Весеннее сумасшествие

Светлана Твердохлебова
               
Где-то середина мая. Близится час «меж волком и собакой». Я стою на площади Революции, жду автобуса. Уже бывали тёплые деньки, но сегодня зябко, а я одета по-летнему: в футболку и брюки-сафари.
Собрались, густо обложили небо кучевые облака, стоят и набухают водой, точно вата.
В ожидании автобуса я рассматриваю закруглённую площадь, которая частенько мне напоминает античную, благодаря низким строениям с колоннадой и фигуре титана-борца, сжимающего полотнище в руках, в центре ансамбля. Эта сумрачная площадь – наследие советской антики.
На заднем плане обрамляют небо по кругу пышные кроны деревьев, уже подёрнутые ядовито-зелёной листвой. Листва переливается тысячей оттенков зелени (столько бывает!). Глаза мои упиваются игрой зелёного, в котором яду, пожалуй, чересчур. Может, я им травлюсь... Я заворожённо смотрю на деревья, не могу оторваться.
Нет ни автобусов, ни троллейбусов, точно их на сегодня отменили.
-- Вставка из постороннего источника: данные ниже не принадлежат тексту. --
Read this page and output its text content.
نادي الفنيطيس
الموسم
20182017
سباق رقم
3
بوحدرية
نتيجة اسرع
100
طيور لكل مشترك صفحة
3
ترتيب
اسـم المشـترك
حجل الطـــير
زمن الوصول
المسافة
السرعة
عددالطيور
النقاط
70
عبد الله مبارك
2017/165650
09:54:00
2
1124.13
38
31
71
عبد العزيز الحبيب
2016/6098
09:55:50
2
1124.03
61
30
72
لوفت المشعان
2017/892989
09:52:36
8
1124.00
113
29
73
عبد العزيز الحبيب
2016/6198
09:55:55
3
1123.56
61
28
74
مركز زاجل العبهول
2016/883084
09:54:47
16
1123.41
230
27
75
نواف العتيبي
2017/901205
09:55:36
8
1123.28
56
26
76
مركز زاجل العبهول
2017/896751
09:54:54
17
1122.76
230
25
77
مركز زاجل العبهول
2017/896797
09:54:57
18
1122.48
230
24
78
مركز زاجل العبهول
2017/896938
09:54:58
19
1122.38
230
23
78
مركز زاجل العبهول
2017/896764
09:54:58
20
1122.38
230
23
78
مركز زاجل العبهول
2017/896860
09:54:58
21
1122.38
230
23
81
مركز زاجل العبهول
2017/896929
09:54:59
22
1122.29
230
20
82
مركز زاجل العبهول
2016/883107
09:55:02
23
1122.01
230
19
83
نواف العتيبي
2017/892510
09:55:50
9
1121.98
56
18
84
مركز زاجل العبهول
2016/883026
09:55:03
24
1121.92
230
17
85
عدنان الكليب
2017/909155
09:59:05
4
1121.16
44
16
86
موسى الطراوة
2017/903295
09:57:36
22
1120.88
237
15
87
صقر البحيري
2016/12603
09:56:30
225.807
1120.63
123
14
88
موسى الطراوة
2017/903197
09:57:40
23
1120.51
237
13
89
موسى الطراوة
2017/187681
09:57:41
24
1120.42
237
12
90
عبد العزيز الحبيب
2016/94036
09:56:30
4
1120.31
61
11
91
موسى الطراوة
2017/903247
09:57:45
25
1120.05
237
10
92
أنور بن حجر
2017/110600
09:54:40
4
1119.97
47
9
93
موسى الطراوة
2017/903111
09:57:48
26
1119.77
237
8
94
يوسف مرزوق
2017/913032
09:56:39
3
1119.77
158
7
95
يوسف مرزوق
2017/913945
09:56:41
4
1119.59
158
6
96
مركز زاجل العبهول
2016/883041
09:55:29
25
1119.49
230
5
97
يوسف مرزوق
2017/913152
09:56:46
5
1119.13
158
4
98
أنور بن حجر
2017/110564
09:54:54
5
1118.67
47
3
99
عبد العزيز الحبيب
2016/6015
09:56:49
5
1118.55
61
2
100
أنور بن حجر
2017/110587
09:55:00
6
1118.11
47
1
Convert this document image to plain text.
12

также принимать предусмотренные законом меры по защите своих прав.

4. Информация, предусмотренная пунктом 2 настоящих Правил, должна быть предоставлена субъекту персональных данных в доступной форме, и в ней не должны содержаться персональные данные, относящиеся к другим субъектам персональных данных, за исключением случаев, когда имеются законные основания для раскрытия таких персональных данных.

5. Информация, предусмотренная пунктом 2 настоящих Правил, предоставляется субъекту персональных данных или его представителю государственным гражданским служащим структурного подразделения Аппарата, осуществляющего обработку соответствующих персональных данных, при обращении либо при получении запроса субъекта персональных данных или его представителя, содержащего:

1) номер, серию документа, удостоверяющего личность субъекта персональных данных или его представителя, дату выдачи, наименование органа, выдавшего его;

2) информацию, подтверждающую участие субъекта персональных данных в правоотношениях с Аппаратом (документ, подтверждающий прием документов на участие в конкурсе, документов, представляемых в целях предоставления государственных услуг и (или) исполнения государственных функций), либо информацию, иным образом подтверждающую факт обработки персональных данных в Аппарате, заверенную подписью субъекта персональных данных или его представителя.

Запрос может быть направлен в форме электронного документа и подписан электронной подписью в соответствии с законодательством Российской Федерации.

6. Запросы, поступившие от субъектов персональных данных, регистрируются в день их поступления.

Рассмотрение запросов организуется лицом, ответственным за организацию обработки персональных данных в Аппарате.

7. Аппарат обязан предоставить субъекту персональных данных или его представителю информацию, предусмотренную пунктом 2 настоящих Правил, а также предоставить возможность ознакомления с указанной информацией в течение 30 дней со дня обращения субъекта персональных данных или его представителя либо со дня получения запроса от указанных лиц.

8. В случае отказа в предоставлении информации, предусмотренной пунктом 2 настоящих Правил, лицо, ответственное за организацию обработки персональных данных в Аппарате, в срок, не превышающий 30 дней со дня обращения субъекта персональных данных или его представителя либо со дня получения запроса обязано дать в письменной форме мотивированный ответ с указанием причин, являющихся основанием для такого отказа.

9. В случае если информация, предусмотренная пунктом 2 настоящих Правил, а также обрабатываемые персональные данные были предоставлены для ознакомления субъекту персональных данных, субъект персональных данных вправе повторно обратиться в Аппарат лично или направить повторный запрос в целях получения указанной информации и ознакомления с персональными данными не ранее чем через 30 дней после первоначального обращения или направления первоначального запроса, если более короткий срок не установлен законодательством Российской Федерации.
Редкий автомобиль нарушает странный покой, встревоживший моё сердце. Медленно текут минуты... Но люди на остановке словно забыли, что им нужно куда-то следовать, беспечно ведут беседы.
В насыщенном влагой воздухе звуки разносятся явственно, звонко и выпукло. Стоит гул разговоров над площадью, словно над ульем. Слышен мерный шорох фонтана с Петровского пруда. Народ постепенно прибывает. Тук! Тук! Тук! - ...неторопливый стук женских каблуков оглушает, заполоняет пространство вокруг. Эти женщины прекрасны, они властны над миром, что и сознают, и гордо несут в себе.
Может, и мне никуда не надо? Останусь со всеми тут... Я уже привыкла к окружающим, но с недоумением смотрю на вольный люд. Думаю о том, чего не замечала раньше: как торжественна жизнь, проходящая мимо меня!
Пробирает. Меня мучает озноб, волнами бродит по телу. Стуча зубами, я начинаю ходить вдоль остановки взад и вперёд. «Что же это такое, что же это?» - думаю я. Внезапно я оборачиваюсь и вижу, что люди временами взглядывают в одну сторону – на дорогу, с какой-то глубоко затаённой тоской и порицанием, и эти взгляды объединяют их, делают похожими.
«Ведь это мой народ» - вдруг думаю я, и чужие, посторонние люди почему-то кажутся мне дорогими в тот момент, словно ожидание транспорта каким-то образом нас сблизило.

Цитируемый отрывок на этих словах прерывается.